Langueur estivale

Mes haïkus (presque) hebdomadaires. Euh, non, mensuels, depuis quelques temps! Bref, comme d’habitude, tous les textes sont Tous droits réservés © Julie Turconi (utilisation ou reproduction interdite sans l’autorisation de l’autrice). Merci!

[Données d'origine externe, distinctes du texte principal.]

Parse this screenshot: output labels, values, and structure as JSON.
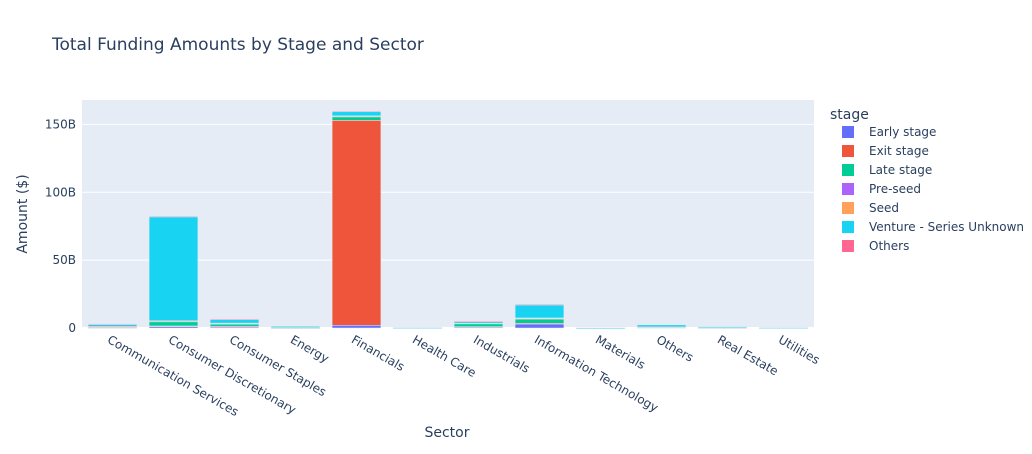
{
  "chart_data": {
    "type": "bar",
    "barmode": "stack",
    "title": "Total Funding Amounts by Stage and Sector",
    "xlabel": "Sector",
    "ylabel": "Amount ($)",
    "ylim": [
      0,
      168
    ],
    "yticks": [
      {
        "value": 0,
        "label": "0"
      },
      {
        "value": 50,
        "label": "50B"
      },
      {
        "value": 100,
        "label": "100B"
      },
      {
        "value": 150,
        "label": "150B"
      }
    ],
    "grid": true,
    "legend_title": "stage",
    "legend_position": "right",
    "categories": [
      "Communication Services",
      "Consumer Discretionary",
      "Consumer Staples",
      "Energy",
      "Financials",
      "Health Care",
      "Industrials",
      "Information Technology",
      "Materials",
      "Others",
      "Real Estate",
      "Utilities"
    ],
    "series": [
      {
        "name": "Early stage",
        "color": "#636efa",
        "values": [
          0.3,
          1.0,
          0.8,
          0.1,
          2.0,
          0.1,
          0.6,
          3.0,
          0.0,
          0.3,
          0.1,
          0.0
        ]
      },
      {
        "name": "Exit stage",
        "color": "#EF553B",
        "values": [
          0.2,
          0.5,
          0.5,
          0.1,
          151.0,
          0.0,
          0.4,
          0.5,
          0.0,
          0.1,
          0.1,
          0.0
        ]
      },
      {
        "name": "Late stage",
        "color": "#00cc96",
        "values": [
          0.5,
          3.5,
          2.0,
          0.3,
          3.0,
          0.1,
          2.5,
          3.5,
          0.1,
          0.3,
          0.2,
          0.1
        ]
      },
      {
        "name": "Pre-seed",
        "color": "#ab63fa",
        "values": [
          0.0,
          0.1,
          0.1,
          0.0,
          0.1,
          0.0,
          0.0,
          0.1,
          0.0,
          0.0,
          0.0,
          0.0
        ]
      },
      {
        "name": "Seed",
        "color": "#FFA15A",
        "values": [
          0.1,
          0.2,
          0.2,
          0.0,
          0.2,
          0.0,
          0.1,
          0.3,
          0.0,
          0.1,
          0.0,
          0.0
        ]
      },
      {
        "name": "Venture - Series Unknown",
        "color": "#19d3f3",
        "values": [
          1.8,
          77.0,
          3.0,
          0.7,
          3.5,
          0.1,
          1.5,
          10.0,
          0.1,
          1.5,
          0.6,
          0.2
        ]
      },
      {
        "name": "Others",
        "color": "#FF6692",
        "values": [
          0.1,
          0.1,
          0.1,
          0.0,
          0.1,
          0.0,
          0.1,
          0.1,
          0.0,
          0.0,
          0.0,
          0.0
        ]
      }
    ]
  }
}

Pour le bipède que je suis, marcher est une nécessité. Cela ne date pas de la pandémie. Mon besoin de nature, lui, est viscéral, surtout depuis que j’habite en ville. Même si Montréal est une métropole agréable, aux rues larges et aux parcs nombreux, la nature me manque. Je la trouve malgré tout dans mon quotidien, plus « apprivoisée », plus « docile », mais avec des bouffés d’exubérance inattendues et quelques surprises.

brouillard matinal
des nuées de moustiques
décollent sous mes pas

frémissement
la trace d’un passage
dans l’herbe haute

L’été, il y a plus de monde dehors. Mes chemins secrets ne le sont plus autant, et les bruits de conversations ou de circulation sont plus présents. Mais à certaines heures, la ville sait encore se faire oublier. Sa voix baisse et son souffle s’apaise pour laisser surgir des moments improbables : un renard qui me fixe, immobile, au détour d’un chemin; le roucoulement d’un ruisseau dans une « forêt » rendue si dense par la chaleur et l’humidité que je peux m’imaginer temporairement ailleurs; un grand héron en vol dans un ciel dont le bleu n’a rien à envier aux tableaux des grands peintres; des herbes sauvages où se cachent papillons azurés et libellules bleues, porteurs des reflets du ciel…

soupir d’aise
le parfum des graminées
après la pluie

fraîcheur de la brise
les nuages s’effilochent
sur l’eau du lac

La vie grouille, partout. Chez moi aussi. Une vie à ras de terre et de fleurs, intense et foisonnante.

sursaut du chat
grouillement de perce-oreilles
dans le compost

Et je cherche la fraîcheur. L’humidité dont l’été se pare chaque année avec entêtement m’enveloppe, me pèse, me ratatine. Même le ventilateur brasse un air chaud et épais. Il est vieux et grinçant, l’effort lui coûte. L’air lui résiste, s’accroche à ses pales avant de se laisser projeter plus loin, en vagues ondoyantes. Je ne peux que compatir. Je dois me faire violence pour bouger. Ma volonté se tend autant que mes muscles, vers une promesse (un espoir?) d’eau ou de brise.

chaleur étouffante
le ventilo semble brasser
de la mélasse

clapotis de l’eau
dans la piscine des voisins
vague de chaleur

J’envie brièvement ces voisins, avant de contempler mon jardin et de sourire. Pour rien au monde je n’échangerais mon petit royaume verdoyant contre leur piscine! Après tout, mon jardin est une oasis, un îlot de fraîcheur dans une mer de béton et d’asphalte. Je n’ai plus qu’à opter pour une autre solution…

été montréalais
troisième douche froide
de la journée

J’attends alors avec impatience la nuit qui semble me tendre les bras… et je me laisse emmener dans son illusion de fraîcheur, sous l’œil complice des étoiles qui me regardent avec indulgence. Qui suis-je, pour m’insurger contre le climat? Qui suis-je, dans cet univers si vaste que l’esprit ne peut l’appréhender, si impossible qu’au final, plus rien ne compte que le vide infini.

nuit tombante
des fantômes s’élèvent
dans la brume

La chaleur ramollit mes pensées. Le hamster qui tourne, tourne, tourne dans ma tête ralentit la cadence. L’indolence le gagne, lui aussi… jusqu’au lendemain matin et le début d’un nouveau jour, d’une nouvelle lourdeur que le café aura bien du mal à dissiper.

petit matin
un dernier lambeau de nuit
assombrit l’étang

premier café
la sonnerie du téléphone
me fait sursauter

Il est temps de commencer la journée.